Policymakers need access to classified information on human rights violations, as well. There is a reason why the U.S. Senate and House of Representatives have intelligence committees and members of Congress have security clearances. They can’t get all the information they need from Twitter and Facebook. Pinpointing the perpetrator of an extrajudicial killing, for example, is something intelligence analysts can do that researchers looking at Facebook cannot, and their analysis carries a weight with policymakers that social media does not.

Where and when the U.S. officials have put muscle behind intelligence collection on human rights, the results have been impressive. In 2011, President Barack Obama established the Atrocities Prevention Board, an interagency committee responsible for briefing top officials on risks of mass violence around the world. The CIA and the Office of the Director of National Intelligence were members of that board, and they brought senior officials regular information on atrocity risks. That effort proved valuable, helping policymakers prepare for crises that were coming down the pike. In 2014 in Burundi, for instance, the intelligence community highlighted the possibility of mass violence before the 2015 elections. As a result, the U.S. government was able to adjust its diplomacy and put resources into preventing bloodshed.

 The Obama administration made a similar effort to gather intelligence on the state of democracy around the world in preparation for a strategy to counter authoritarianism. It could have copied and pasted the analysis of Freedom House, a nonprofit organization that ranks democracies and publishes an annual report on which countries are trending toward authoritarianism. But policymakers saw value in an internal assessment from U.S. intelligence analysts, who could combine open-source information with classified intelligence to give a fuller picture of the global condition of democracy.

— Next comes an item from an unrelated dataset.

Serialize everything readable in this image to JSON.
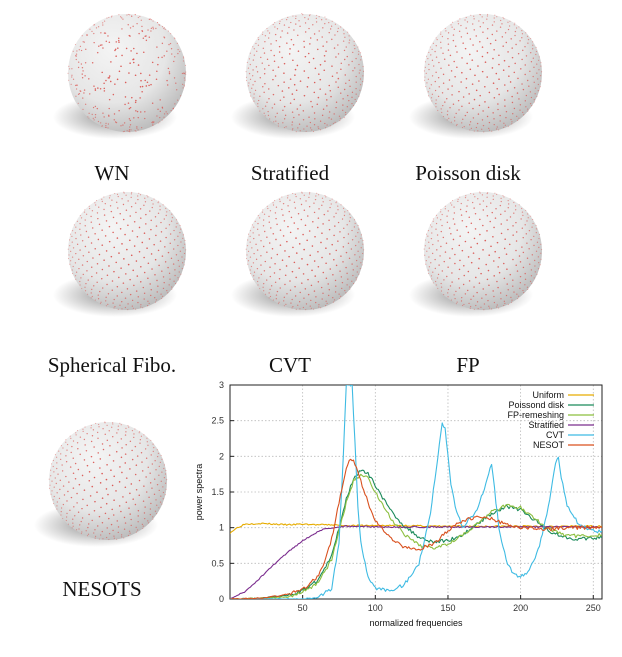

Finally, the Biden administration’s Conventional Arms Transfer Policy, a newly revised framework for evaluating potential arms transfers, refers to using all available information on the human rights records of U.S. security partners, including what is collected by intelligence agencies. U.S. arms sales and security assistance totaled over $47 billion globally over the last three years, and that number is likely to rise as the United States competes with China for partners. Arming the world is inherently risky; doing so without deep insight into the human rights situation in the countries receiving arms is reckless. The new policy is a step in the right direction, but arms sales are far from the only policy area that would benefit from human rights intelligence.

Biden should include a directive to gather such intelligence in the next National Intelligence Priorities Framework. Doing so would allow the director of national intelligence to create the infrastructure necessary to train personnel and direct them to collect intelligence on human rights. This could take the form of a dedicated team under the director that thinks through where and how intelligence agencies could improve their ability to collect human rights intelligence. Or it could take the form of a single official who coordinates with designated analysts across all agencies, similar to the current point person for election intelligence.

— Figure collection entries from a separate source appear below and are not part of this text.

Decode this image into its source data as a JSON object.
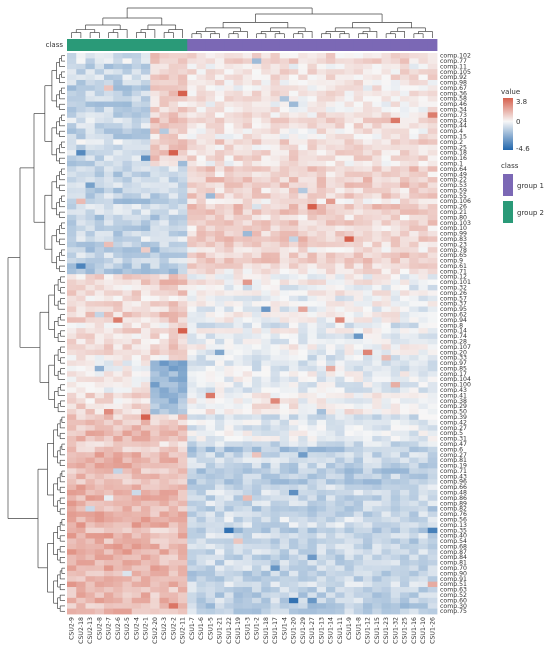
{
  "chart_data": {
    "type": "heatmap",
    "title": "",
    "annotation_label": "class",
    "rows": [
      "comp.102",
      "comp.77",
      "comp.11",
      "comp.105",
      "comp.92",
      "comp.98",
      "comp.67",
      "comp.36",
      "comp.58",
      "comp.46",
      "comp.34",
      "comp.73",
      "comp.24",
      "comp.44",
      "comp.4",
      "comp.15",
      "comp.2",
      "comp.25",
      "comp.18",
      "comp.16",
      "comp.1",
      "comp.64",
      "comp.49",
      "comp.22",
      "comp.53",
      "comp.59",
      "comp.55",
      "comp.106",
      "comp.26",
      "comp.21",
      "comp.80",
      "comp.103",
      "comp.10",
      "comp.99",
      "comp.83",
      "comp.23",
      "comp.78",
      "comp.65",
      "comp.9",
      "comp.61",
      "comp.71",
      "comp.12",
      "comp.101",
      "comp.32",
      "comp.26",
      "comp.57",
      "comp.37",
      "comp.95",
      "comp.62",
      "comp.94",
      "comp.8",
      "comp.14",
      "comp.74",
      "comp.28",
      "comp.107",
      "comp.20",
      "comp.33",
      "comp.97",
      "comp.85",
      "comp.17",
      "comp.104",
      "comp.100",
      "comp.43",
      "comp.41",
      "comp.38",
      "comp.29",
      "comp.50",
      "comp.39",
      "comp.42",
      "comp.27",
      "comp.5",
      "comp.31",
      "comp.47",
      "comp.6",
      "comp.27",
      "comp.81",
      "comp.19",
      "comp.71",
      "comp.43",
      "comp.96",
      "comp.66",
      "comp.48",
      "comp.86",
      "comp.89",
      "comp.82",
      "comp.76",
      "comp.56",
      "comp.13",
      "comp.35",
      "comp.40",
      "comp.54",
      "comp.68",
      "comp.87",
      "comp.84",
      "comp.81",
      "comp.70",
      "comp.90",
      "comp.91",
      "comp.51",
      "comp.63",
      "comp.52",
      "comp.60",
      "comp.30",
      "comp.75"
    ],
    "columns": [
      "CSU2-9",
      "CSU2-18",
      "CSU2-13",
      "CSU2-8",
      "CSU2-7",
      "CSU2-6",
      "CSU2-5",
      "CSU2-4",
      "CSU2-1",
      "CSU2-20",
      "CSU2-3",
      "CSU2-2",
      "CSU2-11",
      "CSU1-7",
      "CSU1-6",
      "CSU1-5",
      "CSU1-21",
      "CSU1-22",
      "CSU1-19",
      "CSU1-3",
      "CSU1-2",
      "CSU1-18",
      "CSU1-17",
      "CSU1-4",
      "CSU1-20",
      "CSU1-29",
      "CSU1-27",
      "CSU1-13",
      "CSU1-14",
      "CSU1-11",
      "CSU1-9",
      "CSU1-8",
      "CSU1-12",
      "CSU1-15",
      "CSU1-23",
      "CSU1-32",
      "CSU1-25",
      "CSU1-16",
      "CSU1-10",
      "CSU1-26"
    ],
    "column_groups": [
      "group 2",
      "group 2",
      "group 2",
      "group 2",
      "group 2",
      "group 2",
      "group 2",
      "group 2",
      "group 2",
      "group 2",
      "group 2",
      "group 2",
      "group 2",
      "group 1",
      "group 1",
      "group 1",
      "group 1",
      "group 1",
      "group 1",
      "group 1",
      "group 1",
      "group 1",
      "group 1",
      "group 1",
      "group 1",
      "group 1",
      "group 1",
      "group 1",
      "group 1",
      "group 1",
      "group 1",
      "group 1",
      "group 1",
      "group 1",
      "group 1",
      "group 1",
      "group 1",
      "group 1",
      "group 1",
      "group 1"
    ],
    "row_blocks": [
      {
        "from": 0,
        "to": 20,
        "group2_left": -1.0,
        "group2_right": 1.0,
        "group1": 0.5
      },
      {
        "from": 21,
        "to": 40,
        "group2_left": -1.2,
        "group2_right": -1.2,
        "group1": 0.8
      },
      {
        "from": 41,
        "to": 56,
        "group2_left": 0.6,
        "group2_right": 0.8,
        "group1": -0.2
      },
      {
        "from": 57,
        "to": 66,
        "group2_left": 0.4,
        "group2_right": -2.0,
        "group1": -0.1
      },
      {
        "from": 67,
        "to": 72,
        "group2_left": 1.2,
        "group2_right": 1.0,
        "group1": -0.6
      },
      {
        "from": 73,
        "to": 103,
        "group2_left": 1.6,
        "group2_right": 1.4,
        "group1": -1.1
      }
    ],
    "color_scale": {
      "min": -4.6,
      "mid": 0,
      "max": 3.8,
      "low_color": "#2166ac",
      "mid_color": "#f7f7f7",
      "high_color": "#d6604d"
    },
    "legend": {
      "value_title": "value",
      "value_ticks": [
        "3.8",
        "0",
        "-4.6"
      ],
      "class_title": "class",
      "classes": [
        {
          "name": "group 1",
          "color": "#7b68b5"
        },
        {
          "name": "group 2",
          "color": "#2a9a78"
        }
      ]
    }
  }
}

Analysts would also need to be routinely trained on how to detect human rights abuses and flag them up the chain. Organizations such as Human Rights Watch have sophisticated methodologies for identifying and analyzing such abuses that are well documented. Of course, there is a final imperative step: policymakers must actually use this intelligence on human rights to make better decisions. That is hard to force, but it definitely won’t happen if the intelligence is never delivered in the first place.